Compass Student Loan Remedies
Frequently Asked Questions
Q - Can you explain the definition of a defaulted student loan?
A - If you have not made any payments on your student loans for a period of time or arranged for a cancellation, deferment, or forbearance, your loans have been placed into default.
Q - Can the government garnish my income if I have defaulted on my student loan?
A - Yes. The Department of Education and the guarantee agencies are authorized to garnish a percentage of the wages of the student loan debtor, if the debtor is currently in default.
Q - I have heard the government can take my tax refund if I have defaulted on my student loan. Is this true?
A - Yes, the program is called the Treasury Offset program. The IRS can intercept your income tax refunds until you pay off your student loans.
Q - I am an Active Duty member of the Armed Forces currently deployed overseas. Are there any programs available to help me with my defaulted student loan?
A - There are programs for certain members of the Armed Forces. Depending on the time you served and the type of loan(s) you have, you may qualify for this type of assistance with your loan.
Q - I am a current recipient of Social Security benefits. Can the government garnish my benefits?

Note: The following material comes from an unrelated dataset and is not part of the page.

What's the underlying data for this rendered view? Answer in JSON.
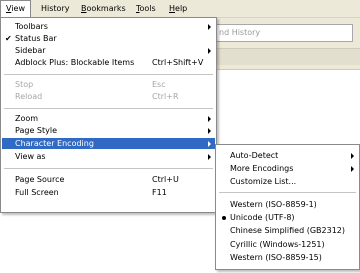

A - Congress passed the Debt Collection Improvements Act in 1996. The Act gave the Department of Education the ability to withhold certain federal benefits to pay back defaulted student loans. These benefits include: Social Security Retirement, Disability and Supplemental Security Income.
Q - Should I sell a major asset to pay off the student loan I have defaulted on?
A - Not necessarily. Many major assets are protected from student loan collections. It may depend on your individual financial position. Our student loan specialists can help you determine if this is a sound financial decision for you.
Q - Should I withdraw money from my 401K to pay off my defaulted student loan?
A - Generally, it is not a good idea. This will depend on the interest rate you will have to repay with your 401K repayment plan. Typically, you have to repay your 401K loan within five years. The payment could end up being higher than the amount you were paying to your student loan.
Q - Should I take out a home equity loan to pay off my defaulted student loan?
A - This is generally a bad idea as well. The government is limited in how it can collect on your student loan. Student loans are unsecured debt, whereas the home equity loan holds your home as collateral. Taking out a home equity loan could mean risking your home if you could not make the payments.
Q - What will happen to me if I do not pay on my defaulted student loan?
A - Initially, collection agencies will attempt to contact you through the mail and by phone and your default will be reported to the credit bureaus. If you continue to ignore the loan holder's attempts to contact you, they will get more aggressive. Collection fees will be assessed against you and end up costing you more than the amount of your loan. Your tax refunds may be intercepted - both state and federal. Your wages may be garnished, as well as any federal benefits you receive. Ultimately, the Department of Education has forever to sue you to collect on your student loans.
Q - Can my defaulted student loan show up on my credit reports?
A- Yes. Defaulting on a student loan is no different than not paying on your mortgage, a car loan or a credit card.
Q - Is there a statute of limitations for collections on loans prior to the Student Loan overhaul that occurred in early 2010?
A- According to Section 484A of the Higher Education Act, there is no statute of limitations which limits Department of Education's or the guaranty agency's ability to file suit, enforce judgements, initiate treasury offsets, or any other action to collect a defaulted student loan. For student loans prior to the 2010 overhaul, there is no statute of limitations that will allow you to wait out repaying your student loan debt.
Q - Is Compass Student Loan Remedies always able to get someone out of default?
A- Yes. Our goal is to assist everyone, however each person's situation is different and each solution is different. We will provide you with the options that are best suited to your situation by using the established programs available through the Department of Education.
Q - Can a defaulted student loan affect my professional license?
A- Yes. While your loan is in default, the Department of Education has the ability to suspend any professional license(s) you may hold.
Q - Will the newly revised Student Loan overhaul by the Obama Administration discharge my obligation on my defaulted student loan?
A- No. The Obama overhaul on student loans will not discharge any defaulted student loan notes you currently hold. This program was designed to increase the ability for consumers to receive additional grants, to reduce the padding of collections costs, bringing student loans back under government administration and out of the hands of private lenders, and to increase the number of Americans who seek to achieve a higher education. More information on the student loan overhaul can be found at www.whitehouse.gov.